La Roma había llegado a un acuerdo positivo con el West Ham por una cifra de alrededor de 50 millones de euros por Summerville, y había organizado el viaje del extremo holandés a la capital italiana el 21 de julio. Sin embargo, el Al Hilal intervino con una oferta significativamente superior, de unos 13 millones de euros por año para el jugador, eclipsando la oferta de la Roma de 4,5 millones de euros anuales. Tanto Summerville como el West Ham fueron informados de la lucrativa propuesta, deteniendo los arreglos de viaje.
Summerville, de 21 años, ha sido un talento emergente en el fútbol europeo, jugando recientemente en el Feyenoord de la Eredivisie. Contribuyó significativamente a su título de liga la temporada pasada, mostrando sus habilidades de regate y su capacidad goleadora. El extremo también ha representado a los Países Bajos a nivel juvenil, y ha atraído la atención de varios clubes importantes de toda Europa.
El traspaso al Al Hilal forma parte de una tendencia más amplia de jugadores atraídos por la Saudi Pro League debido a importantes incentivos financieros. La liga, respaldada por el Fondo de Inversión Pública (PIF), ofrece no solo altos salarios, sino también un paquete integral de estilo de vida, que incluye alojamiento de lujo y servicios de apoyo extensos para los jugadores y sus familias. Esta iniciativa se alinea con el plan Visión 2030 de Arabia Saudí, cuyo objetivo es diversificar la economía del país y aumentar su perfil global a través de la inversión en deportes y entretenimiento.

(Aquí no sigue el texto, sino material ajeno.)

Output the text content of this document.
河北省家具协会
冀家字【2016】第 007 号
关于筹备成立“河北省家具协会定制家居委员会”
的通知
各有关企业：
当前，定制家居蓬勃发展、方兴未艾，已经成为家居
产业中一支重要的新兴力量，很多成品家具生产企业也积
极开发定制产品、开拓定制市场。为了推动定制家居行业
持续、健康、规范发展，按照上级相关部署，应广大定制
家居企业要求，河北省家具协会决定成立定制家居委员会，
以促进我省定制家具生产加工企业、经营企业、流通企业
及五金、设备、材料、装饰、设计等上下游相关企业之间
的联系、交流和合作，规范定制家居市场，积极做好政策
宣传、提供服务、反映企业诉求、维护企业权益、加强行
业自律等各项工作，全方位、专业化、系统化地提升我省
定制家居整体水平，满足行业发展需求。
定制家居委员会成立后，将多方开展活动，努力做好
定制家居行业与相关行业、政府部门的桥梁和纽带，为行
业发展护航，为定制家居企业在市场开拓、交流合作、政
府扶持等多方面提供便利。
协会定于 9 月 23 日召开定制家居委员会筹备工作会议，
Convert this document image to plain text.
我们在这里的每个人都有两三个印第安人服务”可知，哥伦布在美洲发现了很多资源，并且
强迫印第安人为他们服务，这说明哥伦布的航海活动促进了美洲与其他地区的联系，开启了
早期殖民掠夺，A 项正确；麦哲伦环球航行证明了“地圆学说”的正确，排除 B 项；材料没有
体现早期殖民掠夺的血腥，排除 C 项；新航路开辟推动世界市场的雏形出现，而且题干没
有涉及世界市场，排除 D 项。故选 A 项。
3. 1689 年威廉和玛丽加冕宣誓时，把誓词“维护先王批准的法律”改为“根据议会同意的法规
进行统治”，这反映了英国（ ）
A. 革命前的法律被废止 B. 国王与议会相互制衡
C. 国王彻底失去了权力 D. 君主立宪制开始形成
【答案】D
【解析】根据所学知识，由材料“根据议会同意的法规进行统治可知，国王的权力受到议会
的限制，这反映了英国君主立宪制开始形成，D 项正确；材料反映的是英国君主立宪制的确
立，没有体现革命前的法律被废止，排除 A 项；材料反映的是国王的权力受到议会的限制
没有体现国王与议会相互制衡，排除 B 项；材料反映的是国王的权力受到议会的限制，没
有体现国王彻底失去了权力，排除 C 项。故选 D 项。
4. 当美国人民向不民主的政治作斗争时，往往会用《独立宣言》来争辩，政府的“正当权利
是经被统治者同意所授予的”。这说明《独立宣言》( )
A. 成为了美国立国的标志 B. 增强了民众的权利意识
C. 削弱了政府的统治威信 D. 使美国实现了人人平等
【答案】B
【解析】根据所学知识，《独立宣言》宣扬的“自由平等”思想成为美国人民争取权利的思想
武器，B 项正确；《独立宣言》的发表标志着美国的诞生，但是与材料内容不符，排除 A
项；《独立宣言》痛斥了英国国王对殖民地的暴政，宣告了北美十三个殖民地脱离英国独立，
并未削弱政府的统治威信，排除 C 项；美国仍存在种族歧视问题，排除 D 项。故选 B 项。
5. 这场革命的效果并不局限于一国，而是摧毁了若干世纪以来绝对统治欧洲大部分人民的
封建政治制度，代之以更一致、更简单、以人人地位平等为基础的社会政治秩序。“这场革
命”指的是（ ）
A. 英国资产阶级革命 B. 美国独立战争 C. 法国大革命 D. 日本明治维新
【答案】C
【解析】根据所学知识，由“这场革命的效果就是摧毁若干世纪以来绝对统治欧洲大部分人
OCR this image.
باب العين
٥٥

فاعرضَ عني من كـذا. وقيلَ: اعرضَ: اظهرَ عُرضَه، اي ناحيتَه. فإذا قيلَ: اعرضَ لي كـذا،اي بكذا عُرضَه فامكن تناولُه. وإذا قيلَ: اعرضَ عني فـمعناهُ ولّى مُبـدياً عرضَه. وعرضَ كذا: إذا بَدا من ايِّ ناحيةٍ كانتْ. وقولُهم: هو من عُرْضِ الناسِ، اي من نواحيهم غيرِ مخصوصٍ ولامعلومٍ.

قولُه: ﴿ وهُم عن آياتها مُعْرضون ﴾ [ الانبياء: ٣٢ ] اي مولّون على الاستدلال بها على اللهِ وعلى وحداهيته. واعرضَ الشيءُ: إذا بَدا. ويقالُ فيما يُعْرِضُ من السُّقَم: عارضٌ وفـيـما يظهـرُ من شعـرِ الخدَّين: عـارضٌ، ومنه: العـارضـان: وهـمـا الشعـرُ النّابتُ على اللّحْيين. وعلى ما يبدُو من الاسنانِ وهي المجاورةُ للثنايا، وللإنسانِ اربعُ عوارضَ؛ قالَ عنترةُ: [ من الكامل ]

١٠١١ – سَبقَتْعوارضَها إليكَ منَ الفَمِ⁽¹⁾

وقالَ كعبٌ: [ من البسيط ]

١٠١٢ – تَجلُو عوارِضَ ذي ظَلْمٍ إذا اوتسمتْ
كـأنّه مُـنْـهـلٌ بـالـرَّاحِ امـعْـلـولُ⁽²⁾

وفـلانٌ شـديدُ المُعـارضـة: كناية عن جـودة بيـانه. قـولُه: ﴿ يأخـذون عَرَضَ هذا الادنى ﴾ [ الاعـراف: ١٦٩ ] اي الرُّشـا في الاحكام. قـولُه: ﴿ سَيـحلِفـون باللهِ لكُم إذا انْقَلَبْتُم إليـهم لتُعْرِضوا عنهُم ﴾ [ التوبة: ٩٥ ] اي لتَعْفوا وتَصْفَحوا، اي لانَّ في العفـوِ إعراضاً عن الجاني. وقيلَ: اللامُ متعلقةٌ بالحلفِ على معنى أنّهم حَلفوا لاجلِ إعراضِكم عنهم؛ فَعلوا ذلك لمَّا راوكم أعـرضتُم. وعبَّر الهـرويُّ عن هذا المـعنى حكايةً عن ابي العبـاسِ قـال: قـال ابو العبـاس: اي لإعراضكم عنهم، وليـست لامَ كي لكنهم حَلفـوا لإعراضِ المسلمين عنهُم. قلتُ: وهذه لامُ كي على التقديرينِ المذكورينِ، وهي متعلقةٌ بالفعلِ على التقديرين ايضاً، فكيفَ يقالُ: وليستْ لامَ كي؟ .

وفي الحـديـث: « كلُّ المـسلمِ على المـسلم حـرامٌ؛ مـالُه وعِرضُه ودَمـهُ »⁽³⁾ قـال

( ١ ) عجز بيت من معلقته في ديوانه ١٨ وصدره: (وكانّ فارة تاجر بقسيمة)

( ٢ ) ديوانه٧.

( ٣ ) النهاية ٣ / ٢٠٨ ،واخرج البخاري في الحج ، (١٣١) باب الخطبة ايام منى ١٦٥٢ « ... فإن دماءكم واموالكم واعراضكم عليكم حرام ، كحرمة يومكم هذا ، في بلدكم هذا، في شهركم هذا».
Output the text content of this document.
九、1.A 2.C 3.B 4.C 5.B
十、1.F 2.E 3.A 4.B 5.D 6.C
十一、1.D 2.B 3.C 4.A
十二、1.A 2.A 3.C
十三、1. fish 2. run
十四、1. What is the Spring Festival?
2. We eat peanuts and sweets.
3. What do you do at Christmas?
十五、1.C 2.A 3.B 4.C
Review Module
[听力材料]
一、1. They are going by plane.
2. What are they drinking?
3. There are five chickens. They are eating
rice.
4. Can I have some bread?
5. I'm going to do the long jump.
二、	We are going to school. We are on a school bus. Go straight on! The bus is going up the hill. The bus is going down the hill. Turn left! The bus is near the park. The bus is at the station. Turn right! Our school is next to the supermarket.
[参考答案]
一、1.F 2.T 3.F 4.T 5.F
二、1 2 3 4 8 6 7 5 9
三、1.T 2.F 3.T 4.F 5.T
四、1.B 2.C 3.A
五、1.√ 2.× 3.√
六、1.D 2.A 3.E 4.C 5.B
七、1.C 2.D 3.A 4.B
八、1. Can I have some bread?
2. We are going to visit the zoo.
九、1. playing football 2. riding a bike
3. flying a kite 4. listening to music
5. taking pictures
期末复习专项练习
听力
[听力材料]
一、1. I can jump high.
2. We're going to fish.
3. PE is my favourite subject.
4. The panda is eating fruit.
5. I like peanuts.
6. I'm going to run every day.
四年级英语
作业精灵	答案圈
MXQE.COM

La ambición de la Saudi Pro League va más allá de simplemente atraer a estrellas establecidas; busca desarrollar un ecosistema futbolístico sostenible capaz de competir con las principales ligas europeas. La participación del PIF ha llevado a una inversión significativa en infraestructura, academias juveniles y gobernanza de clubes. Si bien el desempeño del equipo nacional saudí en la reciente Copa del Mundo destacó el trabajo que aún queda por hacer para elevar la calidad general de la liga, el objetivo a largo plazo es convertirse en una fuerza importante en el fútbol internacional, particularmente con el país como sede de la Copa del Mundo de 2034.